My father tried to enlist the day after Pearl Harbor. He was rejected because of a heart murmur (which he didn’t know he had.) He figured that since he’d been rejected, he certainly wouldn’t be drafted, so he got married. Nine months later his heart murmur had magically disappeared and he went off to the Army leaving his now-pregnant wife to fend for herself for the duration.

When I went through basic during the Vietnam war, guys who couldn’t meet the physical standards weren’t just recycled, they were put in a special unit that had a restricted diet and did all kinds of extra physical exercise.

And this relates to pre-induction rather than basic, but there’s a chapter in “Surely You’re Joking, Mr. Feynman” about how one of the smartest men in the country was ruled psychologically unfit for service during WW II. He wasn’t crazy and he wasn’t trying to get out of serving, he just gave honest answers to the questions they asked him.

Stupid software.

Because you’re under the impression that today’s 18 year old is braver and more politically astute than those of the 60’s?

At least Cecil agrees with you.

I looked at it like that for many years. On reflection, not wanting to die or to have to kill anybody falls more into the category of common sense, rather than cowardice. If people were being called up to defend our homeland, and ran away, I would maybe be more apt to refer to them as cowards.
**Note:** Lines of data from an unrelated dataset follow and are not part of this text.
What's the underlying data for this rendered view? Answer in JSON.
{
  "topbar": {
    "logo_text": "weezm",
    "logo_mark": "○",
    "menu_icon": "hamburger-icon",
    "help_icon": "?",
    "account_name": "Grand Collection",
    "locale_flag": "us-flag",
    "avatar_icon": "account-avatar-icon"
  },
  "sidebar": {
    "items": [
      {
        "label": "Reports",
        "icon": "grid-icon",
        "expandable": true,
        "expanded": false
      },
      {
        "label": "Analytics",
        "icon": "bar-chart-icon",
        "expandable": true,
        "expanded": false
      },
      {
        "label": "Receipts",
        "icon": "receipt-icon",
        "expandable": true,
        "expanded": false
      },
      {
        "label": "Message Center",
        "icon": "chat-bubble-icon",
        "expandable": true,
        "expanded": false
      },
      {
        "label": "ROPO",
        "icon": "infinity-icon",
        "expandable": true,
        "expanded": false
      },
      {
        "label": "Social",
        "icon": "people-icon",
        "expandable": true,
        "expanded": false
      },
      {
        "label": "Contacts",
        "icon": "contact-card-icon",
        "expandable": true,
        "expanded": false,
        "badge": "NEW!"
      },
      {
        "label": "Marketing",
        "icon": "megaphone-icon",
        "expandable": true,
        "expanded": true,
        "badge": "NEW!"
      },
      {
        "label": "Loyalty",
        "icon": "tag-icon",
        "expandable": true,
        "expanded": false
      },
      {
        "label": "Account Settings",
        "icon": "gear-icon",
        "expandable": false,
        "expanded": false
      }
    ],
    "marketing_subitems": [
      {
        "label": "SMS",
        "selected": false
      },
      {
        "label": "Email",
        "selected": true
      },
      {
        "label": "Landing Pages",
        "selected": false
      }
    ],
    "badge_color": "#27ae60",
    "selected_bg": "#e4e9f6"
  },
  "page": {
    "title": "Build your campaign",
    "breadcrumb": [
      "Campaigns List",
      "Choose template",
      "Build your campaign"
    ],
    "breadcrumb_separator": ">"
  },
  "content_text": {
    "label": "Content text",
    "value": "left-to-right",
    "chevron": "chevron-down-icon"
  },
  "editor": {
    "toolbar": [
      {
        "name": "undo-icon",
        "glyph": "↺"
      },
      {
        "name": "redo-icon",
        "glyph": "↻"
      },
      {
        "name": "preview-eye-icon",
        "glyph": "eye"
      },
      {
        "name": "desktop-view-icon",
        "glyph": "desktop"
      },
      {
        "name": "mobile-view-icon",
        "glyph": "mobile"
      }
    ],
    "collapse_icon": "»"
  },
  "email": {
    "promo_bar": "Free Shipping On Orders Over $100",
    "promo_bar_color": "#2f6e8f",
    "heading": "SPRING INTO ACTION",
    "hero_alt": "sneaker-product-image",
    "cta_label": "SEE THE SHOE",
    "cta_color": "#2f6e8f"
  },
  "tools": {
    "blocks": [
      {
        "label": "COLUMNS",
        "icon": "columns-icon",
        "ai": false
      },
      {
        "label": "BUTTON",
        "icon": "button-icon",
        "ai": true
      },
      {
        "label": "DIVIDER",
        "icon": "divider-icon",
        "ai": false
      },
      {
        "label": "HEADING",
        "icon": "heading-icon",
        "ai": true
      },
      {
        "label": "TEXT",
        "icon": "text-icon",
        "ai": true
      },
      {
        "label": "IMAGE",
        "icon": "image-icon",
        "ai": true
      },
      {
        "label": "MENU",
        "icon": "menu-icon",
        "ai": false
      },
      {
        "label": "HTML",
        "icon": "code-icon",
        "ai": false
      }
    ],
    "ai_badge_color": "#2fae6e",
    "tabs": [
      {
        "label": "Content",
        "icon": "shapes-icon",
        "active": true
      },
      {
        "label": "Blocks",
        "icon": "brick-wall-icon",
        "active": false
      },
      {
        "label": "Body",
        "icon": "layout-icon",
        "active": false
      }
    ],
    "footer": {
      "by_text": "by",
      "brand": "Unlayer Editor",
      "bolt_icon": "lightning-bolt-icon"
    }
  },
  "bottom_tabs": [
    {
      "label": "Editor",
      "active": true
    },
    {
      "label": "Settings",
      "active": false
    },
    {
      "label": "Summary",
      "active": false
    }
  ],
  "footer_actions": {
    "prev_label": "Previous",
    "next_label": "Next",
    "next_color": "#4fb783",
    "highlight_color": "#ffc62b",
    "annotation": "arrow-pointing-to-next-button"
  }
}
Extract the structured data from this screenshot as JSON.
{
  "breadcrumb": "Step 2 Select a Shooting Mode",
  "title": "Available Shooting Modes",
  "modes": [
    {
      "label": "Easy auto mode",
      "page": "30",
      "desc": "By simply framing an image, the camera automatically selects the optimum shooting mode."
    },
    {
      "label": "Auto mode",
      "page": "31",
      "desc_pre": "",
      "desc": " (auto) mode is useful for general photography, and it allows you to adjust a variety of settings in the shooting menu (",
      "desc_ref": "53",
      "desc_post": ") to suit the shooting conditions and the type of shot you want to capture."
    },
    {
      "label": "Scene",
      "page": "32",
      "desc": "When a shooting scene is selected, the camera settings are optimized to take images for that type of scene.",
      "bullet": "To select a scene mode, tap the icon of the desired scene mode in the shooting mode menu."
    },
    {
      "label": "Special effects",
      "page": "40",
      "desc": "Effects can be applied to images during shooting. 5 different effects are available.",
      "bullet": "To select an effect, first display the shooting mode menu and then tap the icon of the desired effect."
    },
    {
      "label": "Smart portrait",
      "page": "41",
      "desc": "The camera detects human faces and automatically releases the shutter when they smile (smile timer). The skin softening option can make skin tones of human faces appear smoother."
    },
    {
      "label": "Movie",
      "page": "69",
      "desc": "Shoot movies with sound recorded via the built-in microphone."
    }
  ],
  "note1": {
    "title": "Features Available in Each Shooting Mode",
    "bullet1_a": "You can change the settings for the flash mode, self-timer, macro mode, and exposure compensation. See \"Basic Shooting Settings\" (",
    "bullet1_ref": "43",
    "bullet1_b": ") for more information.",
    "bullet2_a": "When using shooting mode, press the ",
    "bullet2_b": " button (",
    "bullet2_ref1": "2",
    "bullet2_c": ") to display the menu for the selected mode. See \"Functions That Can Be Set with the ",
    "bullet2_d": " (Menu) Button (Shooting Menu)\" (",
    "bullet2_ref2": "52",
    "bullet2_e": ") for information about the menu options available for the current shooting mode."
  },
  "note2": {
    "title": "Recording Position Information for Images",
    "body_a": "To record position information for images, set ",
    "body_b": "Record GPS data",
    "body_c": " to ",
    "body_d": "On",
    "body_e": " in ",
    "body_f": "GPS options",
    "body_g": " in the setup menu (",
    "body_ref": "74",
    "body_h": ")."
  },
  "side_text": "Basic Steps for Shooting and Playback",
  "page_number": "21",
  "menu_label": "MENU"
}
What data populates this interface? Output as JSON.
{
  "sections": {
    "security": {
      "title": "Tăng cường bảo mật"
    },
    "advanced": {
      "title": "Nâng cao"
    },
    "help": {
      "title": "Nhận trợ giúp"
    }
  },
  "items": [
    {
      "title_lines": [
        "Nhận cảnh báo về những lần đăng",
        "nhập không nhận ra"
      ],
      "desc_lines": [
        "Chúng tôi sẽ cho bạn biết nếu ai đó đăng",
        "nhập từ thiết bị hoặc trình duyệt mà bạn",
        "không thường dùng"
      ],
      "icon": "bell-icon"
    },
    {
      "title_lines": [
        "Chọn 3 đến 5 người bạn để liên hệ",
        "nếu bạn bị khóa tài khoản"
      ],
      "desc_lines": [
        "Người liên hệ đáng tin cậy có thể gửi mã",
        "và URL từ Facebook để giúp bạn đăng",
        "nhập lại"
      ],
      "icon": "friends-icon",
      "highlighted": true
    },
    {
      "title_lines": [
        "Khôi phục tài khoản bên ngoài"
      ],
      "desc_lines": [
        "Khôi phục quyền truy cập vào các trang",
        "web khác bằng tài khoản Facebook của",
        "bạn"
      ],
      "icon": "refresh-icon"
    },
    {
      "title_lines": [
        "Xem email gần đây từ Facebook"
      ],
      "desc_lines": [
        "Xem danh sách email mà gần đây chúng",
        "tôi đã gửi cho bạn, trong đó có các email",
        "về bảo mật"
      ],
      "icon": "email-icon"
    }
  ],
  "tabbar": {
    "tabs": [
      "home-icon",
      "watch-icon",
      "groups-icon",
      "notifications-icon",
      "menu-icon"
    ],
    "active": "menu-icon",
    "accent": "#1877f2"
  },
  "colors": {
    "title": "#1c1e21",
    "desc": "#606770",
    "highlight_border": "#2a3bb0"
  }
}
Not everyone can buck up, knowing that the next bullet may have his name on it. In fact, I’d say most people fall into that category when the shit starts flying. But some can’t even deal with the notion on a conceptual level, let alone the reality. I’m afraid of drowning, and I don’t go on the water, but I don’t consider myself a coward.

I believe the technical term for being able to be talked into doing something stupid is “gullible.”

And, like you, it never occurred to me not to go. I like to think I’m wiser now.

My grandfather, who was a Korean War veteran, always said that when it came time to learn shooting he would deliberately shoot at the target one over. He got sent to the Army Corps of Engineers and spent the whole war building air fields in Korea.

My dad was 4-f due to full-blown polio as a child. He was the perfect age for Korea and might well have ended up there. But he told me how he had to report to some doctor to confirm hs status. He looked perfectly fit apart from being skinny. But he’s never been able to raise his left arm higher than shoulder height which is a double hit since he’s left handed.

So he got on the army bus with the other 4-fs and he said it was like stepping into the freak show. Guys with all sorts of disabilities, mental and physical were in there and I think he was embarassed to be on the bus. I wonder if that was done intentionally by the army, a sort of parade of shame for any potential dodgers. He told me The 4-fs were chilling in the bar next to the exam station while they waited for the load to be processed and their turn to come. There was one guy in his mid-20’s who looked exactly like a 13 year old boy, but even smaller. The bartender carded him every single time.